The Women and Equalities Committee has recommended the introduction of 12 weeks’ paid paternity leave and that statutory paternity pay should be set at 90 percent of fathers’ pay.
The committee has called on the government to reform workplace policies to ensure they meet the needs of the 21st century family and to better support working dads in caring for their children.
The report, Fathers and the workplace, concludes that the right to request flexible working has not created the necessary cultural change and the government itself admitted that its flagship shared parental leave scheme will not meet its objective for most fathers.
The report also comes as the deadline approaches for gender pay gap reporting. The government says that fathers taking a more active role in caring for their children is a key way of ending the gender pay gap.
In the report, the committee suggests that statutory paternity pay should be paid at 90 percent of the father’s pay (capped for higher earners) to help ensure that all fathers, regardless of income, can be at home around the time of their child’s birth.
It also says the government should consider the costs and benefits of introducing a new policy of 12 weeks’ standalone fathers’ leave in the child’s first year as an alternative to shared parental leave when it reviews the policy this year.
Maria Miller MP, chair of the Women and Equalities Committee, said: “The evidence is clear; an increasing number of fathers want to take a more equal share of childcare when their children are young but current policies do not support them in doing so. There is a historical lack of support for men in this area, and negative cultural assumptions about gender roles persist.
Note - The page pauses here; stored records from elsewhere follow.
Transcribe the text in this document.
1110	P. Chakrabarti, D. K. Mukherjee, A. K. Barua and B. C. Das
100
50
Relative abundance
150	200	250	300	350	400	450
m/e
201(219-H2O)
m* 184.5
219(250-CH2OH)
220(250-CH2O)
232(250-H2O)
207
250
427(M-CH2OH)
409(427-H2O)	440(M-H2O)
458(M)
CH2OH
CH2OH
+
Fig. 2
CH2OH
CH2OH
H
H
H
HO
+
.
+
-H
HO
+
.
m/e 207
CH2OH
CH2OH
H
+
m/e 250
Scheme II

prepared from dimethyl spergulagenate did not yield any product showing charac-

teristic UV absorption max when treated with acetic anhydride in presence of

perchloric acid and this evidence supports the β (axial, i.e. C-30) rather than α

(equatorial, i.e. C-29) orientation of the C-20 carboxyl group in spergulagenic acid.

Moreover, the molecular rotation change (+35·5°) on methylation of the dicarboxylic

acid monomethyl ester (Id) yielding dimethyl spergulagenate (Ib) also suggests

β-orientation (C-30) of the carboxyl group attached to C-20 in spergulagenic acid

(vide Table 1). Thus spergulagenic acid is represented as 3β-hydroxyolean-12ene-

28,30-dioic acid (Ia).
“While the government has taken positive steps forward and has good intentions, workplace policies have not kept up with the social changes in people’s everyday lives. Outdated assumptions about men’s and women’s roles in relation to work and childcare are a further barrier to change. If we want a society where women and men have equality both at work and at home, I would strongly urge ministers to consider our findings.
“Effective policies around statutory paternity pay, parental leave and flexible working are all vital if we are to meet the needs of families and tackle the gender pay gap.”
Gavin Shuker MP, committee member on the Women and Equalities Committee, added: “Fathers’ attitudes to caring for their children are changing. They are carrying out a greater proportion of childcare than ever before but are still doing less than half the childcare that mothers do.
“We were concerned to hear that men simply don’t feel able to ask their employers for leave or flexible working due to a macho culture or for fear it will harm their career prospects. We need to tackle these attitudes.
“Family-friendly government policies are unlikely to be effective without a cultural shift. It is very important, and only fair, that fathers of all incomes have an equal chance to bond with their children in the same way as mothers.”